It’s not so common these days to hear that what we need is more labor — humble manual labor and human intellectual labor — rather than more technology. It’s easy to get caught up in the big picture of progress, the one that fosters ever bigger, shinier and more automated systems to keep up with the exponential growth of the global population, and it’s easy to get overwhelmed by the scale of the problems we face. After all, if a computer can whir away for a few seconds and do the work of ten men’s lifetimes (and even win at Jeopardy), what’s left for the brain and hands?
But this is precisely the idea that is beginning to bubble up under the surface, in widely varied fields. Olivier De Schutter’s recent report to the UN Human Rights Council promotes “agroecology,” a knowledge-intensive, human-scaled practice, as a sustainable and practical method to increase food production across the board, from large cities to the poorest countries:
“Industrial (or “conventional”) agriculture requires a great deal of resources, including disproportionate amounts of water and the fossil fuel that’s needed to make chemical fertilizer, mechanize working the land and its crops, running irrigation sources, heat buildings and crop dryers and, of course, transportation.

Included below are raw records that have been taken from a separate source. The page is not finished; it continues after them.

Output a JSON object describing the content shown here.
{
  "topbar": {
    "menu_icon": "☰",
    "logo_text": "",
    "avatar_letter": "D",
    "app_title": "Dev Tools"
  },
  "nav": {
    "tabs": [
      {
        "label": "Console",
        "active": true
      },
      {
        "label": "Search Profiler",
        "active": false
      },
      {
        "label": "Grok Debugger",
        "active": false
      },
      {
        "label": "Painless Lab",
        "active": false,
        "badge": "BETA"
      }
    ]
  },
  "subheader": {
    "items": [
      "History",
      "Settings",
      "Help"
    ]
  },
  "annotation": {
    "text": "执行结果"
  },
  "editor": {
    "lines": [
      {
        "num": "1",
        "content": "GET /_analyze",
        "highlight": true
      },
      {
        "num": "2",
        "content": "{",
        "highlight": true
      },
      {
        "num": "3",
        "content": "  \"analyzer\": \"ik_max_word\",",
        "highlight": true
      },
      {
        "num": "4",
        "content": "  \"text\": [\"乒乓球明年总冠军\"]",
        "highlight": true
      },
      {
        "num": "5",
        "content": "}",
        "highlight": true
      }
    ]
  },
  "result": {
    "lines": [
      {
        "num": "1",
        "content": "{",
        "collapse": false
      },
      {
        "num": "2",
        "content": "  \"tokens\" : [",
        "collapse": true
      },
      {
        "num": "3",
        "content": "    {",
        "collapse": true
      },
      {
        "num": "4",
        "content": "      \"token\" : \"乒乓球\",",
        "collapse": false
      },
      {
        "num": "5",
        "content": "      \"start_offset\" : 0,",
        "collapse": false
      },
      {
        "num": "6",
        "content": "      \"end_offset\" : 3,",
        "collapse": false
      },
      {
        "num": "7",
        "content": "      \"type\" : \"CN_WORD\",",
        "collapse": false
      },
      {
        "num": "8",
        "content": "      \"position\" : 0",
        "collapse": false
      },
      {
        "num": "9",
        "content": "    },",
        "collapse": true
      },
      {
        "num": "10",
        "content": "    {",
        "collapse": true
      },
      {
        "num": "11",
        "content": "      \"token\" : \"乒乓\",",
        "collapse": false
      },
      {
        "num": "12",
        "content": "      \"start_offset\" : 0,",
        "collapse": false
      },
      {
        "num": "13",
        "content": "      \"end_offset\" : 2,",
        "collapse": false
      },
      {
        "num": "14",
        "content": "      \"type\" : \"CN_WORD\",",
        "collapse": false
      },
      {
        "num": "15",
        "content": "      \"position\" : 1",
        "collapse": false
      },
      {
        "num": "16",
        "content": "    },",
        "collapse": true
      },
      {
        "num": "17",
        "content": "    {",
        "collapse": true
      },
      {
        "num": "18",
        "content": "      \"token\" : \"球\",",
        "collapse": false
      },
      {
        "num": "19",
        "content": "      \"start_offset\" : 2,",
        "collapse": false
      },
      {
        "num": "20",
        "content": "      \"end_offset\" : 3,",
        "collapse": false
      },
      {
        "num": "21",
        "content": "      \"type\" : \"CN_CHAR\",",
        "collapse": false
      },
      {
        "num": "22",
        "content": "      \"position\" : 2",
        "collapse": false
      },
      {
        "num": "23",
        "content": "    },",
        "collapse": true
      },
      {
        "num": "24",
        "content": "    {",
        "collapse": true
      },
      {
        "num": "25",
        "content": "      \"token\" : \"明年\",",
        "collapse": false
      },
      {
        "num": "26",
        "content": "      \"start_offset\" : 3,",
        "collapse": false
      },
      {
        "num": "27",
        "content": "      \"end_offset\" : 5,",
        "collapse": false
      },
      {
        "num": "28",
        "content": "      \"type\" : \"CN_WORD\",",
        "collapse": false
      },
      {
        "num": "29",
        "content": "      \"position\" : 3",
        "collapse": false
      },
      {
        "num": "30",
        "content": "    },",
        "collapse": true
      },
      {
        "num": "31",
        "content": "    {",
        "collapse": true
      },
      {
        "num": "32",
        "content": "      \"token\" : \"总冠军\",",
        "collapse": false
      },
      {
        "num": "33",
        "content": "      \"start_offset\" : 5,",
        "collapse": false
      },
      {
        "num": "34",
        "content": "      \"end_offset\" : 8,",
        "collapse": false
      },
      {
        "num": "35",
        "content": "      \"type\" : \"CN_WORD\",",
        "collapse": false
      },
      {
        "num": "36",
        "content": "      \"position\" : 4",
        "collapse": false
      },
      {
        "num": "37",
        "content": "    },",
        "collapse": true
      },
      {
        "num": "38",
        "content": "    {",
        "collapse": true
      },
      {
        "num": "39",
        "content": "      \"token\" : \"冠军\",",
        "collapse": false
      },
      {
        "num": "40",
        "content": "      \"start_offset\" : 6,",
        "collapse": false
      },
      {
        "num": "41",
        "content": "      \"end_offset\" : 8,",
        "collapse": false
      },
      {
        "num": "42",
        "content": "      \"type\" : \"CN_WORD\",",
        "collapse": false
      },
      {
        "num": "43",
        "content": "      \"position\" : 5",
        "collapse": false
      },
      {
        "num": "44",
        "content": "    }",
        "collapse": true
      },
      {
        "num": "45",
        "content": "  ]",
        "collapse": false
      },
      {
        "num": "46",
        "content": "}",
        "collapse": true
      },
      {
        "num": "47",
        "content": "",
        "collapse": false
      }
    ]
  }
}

This means it needs more in the way of resources than the earth can replenish.
“Agro-ecology and related methods are going to require resources too, but they’re more in the form of labor, both intellectual — much research remains to be done — and physical: the world will need more farmers, and quite possibly less mechanization.”Mark Bittman, “Sustainable Farming Can Feed The World?” New York Times
De Schutter says that “Agroecological practices are best adopted when they are not imposed top-down but shared from farmer to farmer,” and his report [pdf] illustrates several examples of small shifts in approach that have had far-reaching impact. He cautions, though, that “This will not happen by chance. It can only happen by design, through strategies and programmes backed by strong political will, and informed by a right-to-food approach.”
In Milwaukee, we have the opportunity to see these ideas play out firsthand at Growing Power and Sweet Water Organics, two local organizations dedicated to the idea that the green food movement is not just a luxury for the well-off, but a sustainable model for all of us. Growing Power began as a small urban greenhouse with the humble goals of providing fresh food to its low-income neighbors and a place to work for local teenagers, but the idea has caught on, and the organization now feeds more than 10,000 people each year through school kitchens, restaurants, affordable food baskets, and farmers’ markets. On an even wider scale, Growing Power and its founder Will Allen have become part of a national conversation about the future of vertical farming in urban areas.
It’s a beautiful concept — that form and progress emerge from the individual work of thousands of tiny parts — and a very accessible one, too. Global hunger and mass climate change are daunting problems, but a community farm? That, I can support. And so can a lot of other people: with recent news of a city grant for Growing Power’s groundbreaking new vertical farm facility and the Smarter Cities Challenge Grant awarded to Milwaukee, these small-scale ideas are poised to pave the way for a large-scale model of truly sustainable agricultural and economic development.